Amir Mazaheri
Computer Vision Research Scientist · PhD
Staff ML Engineer at Warner Bros. Discovery (HBO). Deep expertise in large-scale video understanding, Vision-Language Models, and multimodal AI.
About
I'm a Computer Vision Research Scientist with deep expertise in large-scale video understanding, Vision-Language Models (VLMs), and multimodal AI systems. I currently work as a Staff ML Engineer at Warner Bros. Discovery (HBO), where I lead video understanding and content moderation systems for the streaming platform.

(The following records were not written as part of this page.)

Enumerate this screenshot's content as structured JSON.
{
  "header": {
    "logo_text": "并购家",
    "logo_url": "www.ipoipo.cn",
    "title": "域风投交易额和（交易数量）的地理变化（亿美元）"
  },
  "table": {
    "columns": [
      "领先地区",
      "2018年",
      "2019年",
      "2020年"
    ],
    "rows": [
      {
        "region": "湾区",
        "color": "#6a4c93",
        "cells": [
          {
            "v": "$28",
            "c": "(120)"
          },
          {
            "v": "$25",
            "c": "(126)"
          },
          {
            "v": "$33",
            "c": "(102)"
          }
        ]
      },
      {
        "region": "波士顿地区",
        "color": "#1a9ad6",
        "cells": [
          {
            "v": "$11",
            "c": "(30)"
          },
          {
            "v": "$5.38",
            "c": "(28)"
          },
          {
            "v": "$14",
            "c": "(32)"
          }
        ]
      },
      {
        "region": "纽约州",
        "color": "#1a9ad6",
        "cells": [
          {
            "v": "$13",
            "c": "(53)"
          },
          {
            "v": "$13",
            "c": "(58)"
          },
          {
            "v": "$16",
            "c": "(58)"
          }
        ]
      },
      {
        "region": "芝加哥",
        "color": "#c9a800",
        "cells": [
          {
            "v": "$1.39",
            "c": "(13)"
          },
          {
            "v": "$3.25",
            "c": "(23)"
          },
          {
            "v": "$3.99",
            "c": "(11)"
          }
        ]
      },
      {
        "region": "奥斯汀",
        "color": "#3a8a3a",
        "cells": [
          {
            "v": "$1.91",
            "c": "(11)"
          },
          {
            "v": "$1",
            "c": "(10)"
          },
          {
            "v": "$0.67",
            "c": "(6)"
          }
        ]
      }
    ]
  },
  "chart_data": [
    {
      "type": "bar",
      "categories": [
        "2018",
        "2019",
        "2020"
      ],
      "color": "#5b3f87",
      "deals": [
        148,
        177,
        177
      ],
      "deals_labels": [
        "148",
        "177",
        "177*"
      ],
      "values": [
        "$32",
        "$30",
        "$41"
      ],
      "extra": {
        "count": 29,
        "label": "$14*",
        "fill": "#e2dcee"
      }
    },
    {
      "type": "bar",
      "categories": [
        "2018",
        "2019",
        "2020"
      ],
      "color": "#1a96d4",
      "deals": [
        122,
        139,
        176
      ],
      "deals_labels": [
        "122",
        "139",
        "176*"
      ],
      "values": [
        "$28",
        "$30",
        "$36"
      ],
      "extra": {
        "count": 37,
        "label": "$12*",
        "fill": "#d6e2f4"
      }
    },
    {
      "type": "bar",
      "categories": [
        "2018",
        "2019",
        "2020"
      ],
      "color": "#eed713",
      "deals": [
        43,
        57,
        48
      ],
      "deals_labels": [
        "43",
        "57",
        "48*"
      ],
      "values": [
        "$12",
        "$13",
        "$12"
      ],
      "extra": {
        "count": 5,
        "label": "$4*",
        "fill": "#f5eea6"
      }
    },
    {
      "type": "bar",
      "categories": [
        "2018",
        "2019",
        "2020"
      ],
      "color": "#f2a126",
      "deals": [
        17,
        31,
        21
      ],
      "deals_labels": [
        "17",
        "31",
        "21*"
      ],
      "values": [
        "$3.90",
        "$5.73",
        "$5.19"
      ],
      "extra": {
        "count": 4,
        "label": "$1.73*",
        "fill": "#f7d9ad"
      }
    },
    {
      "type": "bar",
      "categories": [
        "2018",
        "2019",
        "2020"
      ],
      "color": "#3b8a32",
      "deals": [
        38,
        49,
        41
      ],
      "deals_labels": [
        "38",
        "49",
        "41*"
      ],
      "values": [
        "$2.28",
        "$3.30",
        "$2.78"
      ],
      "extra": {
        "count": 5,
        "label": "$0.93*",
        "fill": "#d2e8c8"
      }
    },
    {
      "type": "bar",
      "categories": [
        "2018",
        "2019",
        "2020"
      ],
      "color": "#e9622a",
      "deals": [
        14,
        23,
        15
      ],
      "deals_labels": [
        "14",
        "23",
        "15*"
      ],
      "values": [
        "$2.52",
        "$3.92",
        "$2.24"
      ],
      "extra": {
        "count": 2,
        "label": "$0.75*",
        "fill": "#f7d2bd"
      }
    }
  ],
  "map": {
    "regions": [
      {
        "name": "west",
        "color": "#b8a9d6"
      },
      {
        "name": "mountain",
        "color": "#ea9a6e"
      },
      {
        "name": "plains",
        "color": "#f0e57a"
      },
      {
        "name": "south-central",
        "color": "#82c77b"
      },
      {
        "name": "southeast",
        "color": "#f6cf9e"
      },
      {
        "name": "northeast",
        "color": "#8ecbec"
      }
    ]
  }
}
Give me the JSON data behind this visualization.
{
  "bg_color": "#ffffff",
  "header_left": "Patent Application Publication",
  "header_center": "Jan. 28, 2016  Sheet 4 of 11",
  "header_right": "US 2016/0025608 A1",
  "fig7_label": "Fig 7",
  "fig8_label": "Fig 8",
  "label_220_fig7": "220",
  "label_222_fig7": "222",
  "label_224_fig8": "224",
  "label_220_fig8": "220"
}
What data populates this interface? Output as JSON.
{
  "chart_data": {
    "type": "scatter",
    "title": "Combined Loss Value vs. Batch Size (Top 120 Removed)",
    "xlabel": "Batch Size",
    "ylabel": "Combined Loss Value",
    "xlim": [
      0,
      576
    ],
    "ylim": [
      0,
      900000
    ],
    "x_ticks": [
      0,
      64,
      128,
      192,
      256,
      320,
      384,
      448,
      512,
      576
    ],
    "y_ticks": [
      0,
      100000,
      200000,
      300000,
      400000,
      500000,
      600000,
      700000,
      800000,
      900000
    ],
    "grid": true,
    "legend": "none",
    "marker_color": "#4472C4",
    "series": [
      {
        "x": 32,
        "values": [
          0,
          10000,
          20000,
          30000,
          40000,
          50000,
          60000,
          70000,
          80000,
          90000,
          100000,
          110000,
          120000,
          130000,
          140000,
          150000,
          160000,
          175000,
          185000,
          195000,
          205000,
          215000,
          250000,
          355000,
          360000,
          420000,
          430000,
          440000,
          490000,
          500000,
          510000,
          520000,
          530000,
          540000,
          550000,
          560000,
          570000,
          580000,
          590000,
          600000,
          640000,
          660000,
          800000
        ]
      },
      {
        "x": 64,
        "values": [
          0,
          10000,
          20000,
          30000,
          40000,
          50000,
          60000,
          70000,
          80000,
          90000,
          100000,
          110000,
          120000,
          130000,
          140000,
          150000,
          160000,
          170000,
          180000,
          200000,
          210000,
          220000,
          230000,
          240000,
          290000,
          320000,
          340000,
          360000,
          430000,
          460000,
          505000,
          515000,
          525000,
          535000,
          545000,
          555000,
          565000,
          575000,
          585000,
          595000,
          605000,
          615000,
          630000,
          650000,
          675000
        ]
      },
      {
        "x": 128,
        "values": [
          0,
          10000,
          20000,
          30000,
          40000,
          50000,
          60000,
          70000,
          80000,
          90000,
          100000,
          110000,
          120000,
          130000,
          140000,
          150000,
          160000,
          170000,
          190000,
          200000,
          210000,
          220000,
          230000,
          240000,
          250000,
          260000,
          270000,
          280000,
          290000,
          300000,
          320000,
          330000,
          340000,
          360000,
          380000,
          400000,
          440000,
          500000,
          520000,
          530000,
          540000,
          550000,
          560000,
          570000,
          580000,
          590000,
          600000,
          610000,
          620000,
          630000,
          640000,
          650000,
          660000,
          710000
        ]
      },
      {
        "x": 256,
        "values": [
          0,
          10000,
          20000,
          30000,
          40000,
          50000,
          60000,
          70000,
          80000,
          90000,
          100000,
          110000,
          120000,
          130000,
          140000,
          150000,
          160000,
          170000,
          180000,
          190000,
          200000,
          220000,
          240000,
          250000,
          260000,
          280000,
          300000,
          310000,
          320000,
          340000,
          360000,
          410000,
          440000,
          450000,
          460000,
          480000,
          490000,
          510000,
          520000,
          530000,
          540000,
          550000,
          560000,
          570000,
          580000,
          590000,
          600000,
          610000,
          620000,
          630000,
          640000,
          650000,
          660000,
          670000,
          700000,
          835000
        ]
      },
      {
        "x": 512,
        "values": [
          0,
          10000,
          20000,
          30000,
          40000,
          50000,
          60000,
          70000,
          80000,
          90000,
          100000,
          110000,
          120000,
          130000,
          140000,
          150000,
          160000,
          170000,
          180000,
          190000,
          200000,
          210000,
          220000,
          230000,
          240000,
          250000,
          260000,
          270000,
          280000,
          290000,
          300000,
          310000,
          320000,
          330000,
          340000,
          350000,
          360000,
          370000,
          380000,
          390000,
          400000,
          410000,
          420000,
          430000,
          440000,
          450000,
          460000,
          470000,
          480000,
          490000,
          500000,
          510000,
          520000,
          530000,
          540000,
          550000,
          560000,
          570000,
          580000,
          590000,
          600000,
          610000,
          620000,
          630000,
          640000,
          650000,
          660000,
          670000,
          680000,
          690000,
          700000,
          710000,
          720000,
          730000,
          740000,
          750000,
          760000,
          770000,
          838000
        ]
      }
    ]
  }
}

I hold a PhD from UCF's Center for Research in Computer Vision (CRCV), advised by Prof. Mubarak Shah. My dissertation focused on Video Content Understanding Using Text. I have authored publications at CVPR, ICCV, ECCV, EMNLP, and AAAI, and hold multiple US patents.
Current focus
- Large-scale video understanding and temporal reasoning.
- Vision-Language Models (VLMs) for content moderation and in-video search.
- LLM-enhanced metadata generation for fine-grained video discovery.
- Production-scale multimodal AI — from research to real-world deployment.
Selected projects
MMFT-BERT: Multimodal Fusion for Video QA
2019 – 2020A multimodal fusion transformer with BERT encodings that achieves SOTA on the TVQA dataset.
Visual Text Correction
2017 – 2018A vision-and-language task for automatically detecting and correcting falsified words in video descriptions.